Work Environment for Logging Workers

Logging workers held about 55,300 jobs in 2016. Employment in the detailed occupations that make up logging workers was distributed as follows:

Logging equipment operators 39,100
Fallers 7,500
Logging workers, all other 4,500
Log graders and scalers 4,200

The largest employers of logging workers were as follows:

Logging 52%
Self-employed workers 25
Sawmills and wood preservation 9
Crop production 3
Support activities for agriculture and forestry 2

Logging is physically demanding and can be dangerous. Workers spend all their time outdoors, sometimes in poor weather and often in isolated areas. The increased use of enclosed machines has decreased some of the discomforts caused by bad weather and has generally made logging much safer.

Most logging work involves lifting, climbing, and other strenuous activities, although machinery has eliminated some heavy labor. Falling branches, vines, and rough terrain are constant hazards, as are dangers associated with felling trees and handling logs.

Chain saws and other power equipment can be dangerous; therefore, workers must be careful and must use proper safety measures and equipment, such as hardhats, safety clothing, hearing protection devices, and boots.

Injuries and Illnesses

Despite the industry’s strong emphasis on safety, logging workers have a high rate of fatal occupational injuries. Most fatalities occur through contact with a machine or an object, such as a log.

Work Schedules

Workers sometimes commute long distances between their homes and logging sites. In more densely populated states, commuting distances are shorter. Logging work is often seasonal, and workers can find more employment opportunities during the warmer months because snow and cold weather adversely affect working conditions.



How To Become a Logging Worker

Most logging workers have a high school diploma. They get on-the-job training to become familiar with forest environments and to learn how to operate logging machinery.


A high school diploma is enough for most logging worker jobs. Some vocational or technical schools and community colleges offer associate’s degrees or certificates in forest technology. This additional education may help workers get a job. Programs may include field trips to observe or participate in logging activities.

A few community colleges offer education programs for logging equipment operators.


Many states have training programs for loggers. Although specific coursework may vary by state, programs usually include technical instruction or field training in a number of areas, including best management practices, environmental compliance, and reforestation.

Safety training is a vital part of logging workers’ instruction.

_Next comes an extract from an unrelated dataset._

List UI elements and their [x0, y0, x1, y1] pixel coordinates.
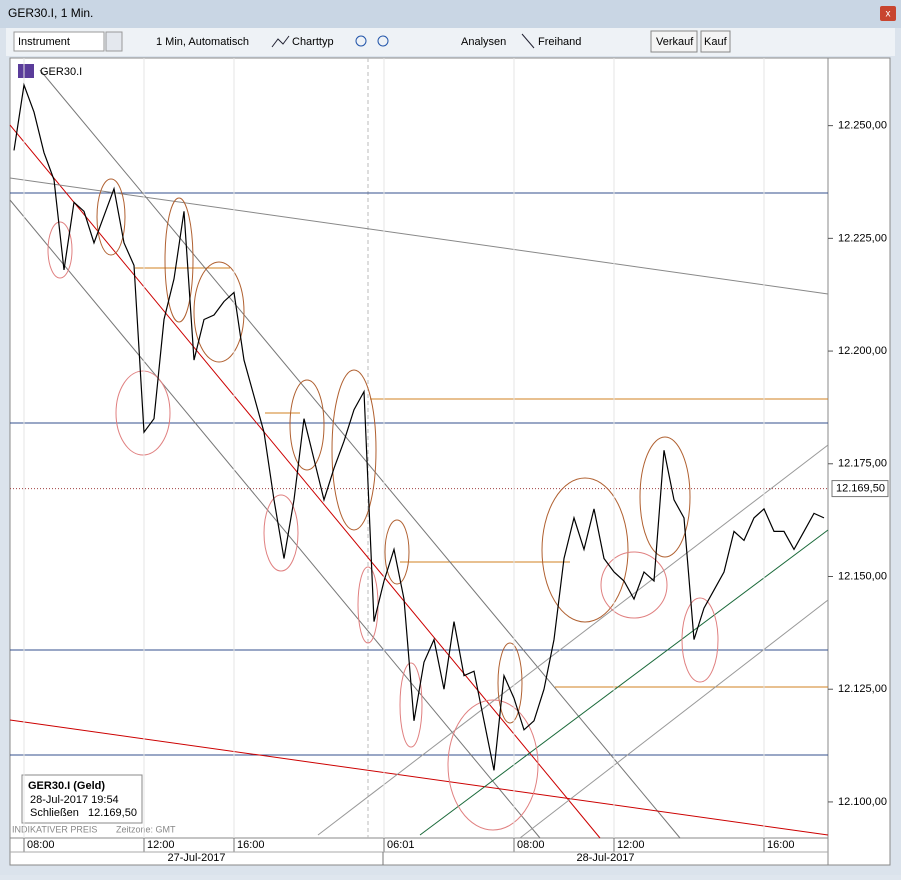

Many state forestry or logging associations provide training sessions for logging equipment operators, whose jobs require more technical skill than other logging positions. Sessions take place in the field, where trainees have the opportunity to practice various logging techniques and use particular equipment.

Logging companies and trade associations offer training programs for workers who operate large, expensive machinery and equipment. These programs often culminate in a state-recognized safety certification from the logging company.

Important Qualities

Communication skills. Logging workers must communicate with other crew members so that they can cut and delimb trees efficiently and safely.

Decisionmaking skills. Logging workers must make quick, intelligent decisions when hazards arise.

Detail oriented. Logging workers must watch gauges, dials, and other indicators to determine whether their equipment and tools are working properly.

Physical stamina. Logging workers need to be able to perform laborious tasks repeatedly.

Physical strength. Logging workers must be able to handle heavy equipment.